– Малой он был тогда, – нехотя ответил Свенельд, – отрок ещё.
Вдруг Хельга вспомнила сальные глаза гридней, коих переправляла на плоту в то лето. Как рука одного из них потянулась ощупать её детское бедро, как она выхватила нож. И среди этой мерзости – красное лицо пацанёнка, сидевшего позади. Стыдливое, гаденькое.
Она побледнела… Неужели этот и есть?
Конечно, из плешивых птенцов вырастают стройные лебеди. Но лишь потому, что их рождают такие же стройные лебеди. А этого воспитали охальники, таким он и сам будет. И уже таков.
Хельга тут же поняла – отныне воздухом ей будет хитрость. Отец говорил, у человека только два советника – хитрость и любовь. На последнюю надеются лишь глупцы.
– Ах этот! – Хельга впервые полной грудью вдохнула хитрость.
Грохот копыт и молчание мужей было ей ответом. Словно назойливая муха, а не будущая княгиня говорила с ними.
– Тогда развяжи мне руки… как тебя там!
Свенельд снова обернулся.
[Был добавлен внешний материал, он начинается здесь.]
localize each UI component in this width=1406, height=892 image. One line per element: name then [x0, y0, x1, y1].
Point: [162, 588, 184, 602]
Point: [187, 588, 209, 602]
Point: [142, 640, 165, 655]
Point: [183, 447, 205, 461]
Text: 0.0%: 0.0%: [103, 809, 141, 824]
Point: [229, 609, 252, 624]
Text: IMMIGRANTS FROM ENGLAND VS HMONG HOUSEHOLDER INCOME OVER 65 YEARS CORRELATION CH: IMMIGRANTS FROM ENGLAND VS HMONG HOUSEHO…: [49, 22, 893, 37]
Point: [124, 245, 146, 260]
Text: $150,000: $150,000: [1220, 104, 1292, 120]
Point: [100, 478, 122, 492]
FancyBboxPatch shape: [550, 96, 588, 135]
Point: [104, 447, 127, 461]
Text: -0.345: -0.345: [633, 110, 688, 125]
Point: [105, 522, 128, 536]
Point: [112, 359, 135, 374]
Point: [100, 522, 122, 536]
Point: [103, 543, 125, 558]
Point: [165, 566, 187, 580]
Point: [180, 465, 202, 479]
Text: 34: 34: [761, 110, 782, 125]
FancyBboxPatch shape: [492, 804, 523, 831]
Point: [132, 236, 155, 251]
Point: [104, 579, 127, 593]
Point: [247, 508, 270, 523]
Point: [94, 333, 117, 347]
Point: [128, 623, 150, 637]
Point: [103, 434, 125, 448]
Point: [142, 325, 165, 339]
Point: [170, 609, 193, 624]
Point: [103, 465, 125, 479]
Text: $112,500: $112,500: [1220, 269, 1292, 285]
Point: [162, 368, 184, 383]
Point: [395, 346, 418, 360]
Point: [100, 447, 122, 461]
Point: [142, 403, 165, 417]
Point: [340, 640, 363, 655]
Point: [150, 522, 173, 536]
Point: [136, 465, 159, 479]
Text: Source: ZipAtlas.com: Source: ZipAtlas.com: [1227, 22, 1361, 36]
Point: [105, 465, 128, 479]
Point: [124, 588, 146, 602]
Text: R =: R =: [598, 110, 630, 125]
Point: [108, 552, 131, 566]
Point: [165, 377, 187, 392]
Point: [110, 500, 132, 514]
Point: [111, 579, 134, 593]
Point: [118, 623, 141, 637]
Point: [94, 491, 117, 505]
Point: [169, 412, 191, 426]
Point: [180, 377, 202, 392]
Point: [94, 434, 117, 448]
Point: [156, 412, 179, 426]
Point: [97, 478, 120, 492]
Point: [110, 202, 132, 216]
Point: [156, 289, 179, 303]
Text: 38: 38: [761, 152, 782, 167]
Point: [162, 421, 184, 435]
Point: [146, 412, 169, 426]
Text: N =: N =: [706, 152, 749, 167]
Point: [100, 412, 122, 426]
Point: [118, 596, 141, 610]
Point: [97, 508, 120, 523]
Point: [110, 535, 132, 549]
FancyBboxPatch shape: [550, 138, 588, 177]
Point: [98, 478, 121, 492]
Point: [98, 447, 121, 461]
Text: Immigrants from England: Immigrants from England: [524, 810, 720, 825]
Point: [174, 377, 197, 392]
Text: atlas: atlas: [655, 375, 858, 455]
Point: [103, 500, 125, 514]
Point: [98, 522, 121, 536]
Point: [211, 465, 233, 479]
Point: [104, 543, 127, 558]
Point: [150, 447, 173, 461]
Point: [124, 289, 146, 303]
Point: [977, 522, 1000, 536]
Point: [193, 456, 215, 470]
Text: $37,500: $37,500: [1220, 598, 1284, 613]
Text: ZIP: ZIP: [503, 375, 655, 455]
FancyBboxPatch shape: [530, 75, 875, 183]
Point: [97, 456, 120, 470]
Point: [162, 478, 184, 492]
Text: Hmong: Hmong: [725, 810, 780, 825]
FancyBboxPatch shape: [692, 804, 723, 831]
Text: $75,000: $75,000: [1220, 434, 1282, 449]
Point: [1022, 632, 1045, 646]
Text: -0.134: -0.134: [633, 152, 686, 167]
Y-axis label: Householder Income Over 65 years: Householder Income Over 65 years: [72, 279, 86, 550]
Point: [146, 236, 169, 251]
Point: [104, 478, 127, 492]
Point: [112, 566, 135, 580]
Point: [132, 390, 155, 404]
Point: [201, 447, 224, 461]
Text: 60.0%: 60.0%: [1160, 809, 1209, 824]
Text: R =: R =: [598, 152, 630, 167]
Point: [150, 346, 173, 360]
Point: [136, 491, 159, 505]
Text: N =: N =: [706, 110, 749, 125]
На этот раз удивлённо.
– Не велено.
– Взойду на престол, скажу, что трогал меня. Кому муж мой поверит?
Он ощерился в улыбке. Молодая волчица. Хорошая княжна будет, деловая! Но рук не развязал.
Зато притормозил коня, протянул ей кожаный бурдюк. Хельга ощутила на губах вкус сладкого вина. Никогда ещё она не пробовала этого греческого зелья. Здешние знали только пиво, от которого у неё кол внутрях стоял.
– Угощайся, княгинюшка, – Свенельд аккуратно, хотя с коня на конь, приставил и запрокинул бурдюк, позволив ей отпить несколько глотков.
– Ладное, – кивнула Хельга.
– Припас, – бросил он и снова ускакал вперед.
Вино возымело действие. Хельга забыла и страх, и гнев, присмирела и уже не говорила с ним. Просто глядела вокруг.
А вокруг месяц травень рвался из почек и земляного жира, влажно душился пыльцой и смолами. В липком молоке трав гудели шмели, и золотые венчики пока безлистых клёнов проплывали над головой всадницы. Дышалось мёдом и было легко. Хельга понимала, что это дурман вина, но в нём было проще принять судьбу.
Асмунд ехал позади и через одного всадника, но ухо вострил хорошо. Он слышал её слова, сказанные Свенельду. Про престол и будущего мужа. Это злило его безмерно.
По глазам ударила лента реки, отразившая солнце. Вот он зажимает Хельге рот, а то и просто бьёт в темя древком, тащит к откосу, мыски маленьких ножек чертят по песку две кривых. Вот она падает в воду, и течение жизни оканчивается течением реки. Позорная страница смыта с летописей Киева.
Но наступил вечер, ей поставили отдельный шатёр, а Свенельд сам лёг у входа, подложив под голову конский потник. Асмунду было не войти. Он ворочался на ворохе лапника всю ночь, под утро распалился и выплеснул страсть на землю. Всё ему мерещились в полудрёме голые бабы в соболиной шерсти. Как блестящие волоски сплетаются с чёрными кучерявыми, а белые бёрда разводятся и сладко жмутся со стоном.
– Ты чего на неё поглядываешь? – спросил у него Свенельд, когда днём они остановили лошадей на водопой. – Полюбилась?
В ненавидящем взгляде Асмунда, каким он одаривал Хельгу, не было и капли любви.
– Сам всё знаешь. Олег не для того Киеву славу стяжал, чтобы Рюриков сынок её лесной бабе променял.
– А, – усмехнулся Свенельд, оглаживая дрожащую кожу коня, – трепещешь, что союз у Киева с оборванцами? Так кто ж Ингвару запретит двух жён иметь или трёх? Ну, прихоть такая – найти именно эту. Чего ж теперь? Побалуется с ней, да и плюнет. Тут мы ему ромеянку привезем из Царьграда.
Асмунд посмотрел на Хельгу – та плавала в реке прямо в рубахе, под присмотром дружинников. Лихо и быстро, как иной воин.
– Да такая вторую жену в свой дом не пустит. А если и пустит, сгноит быстро.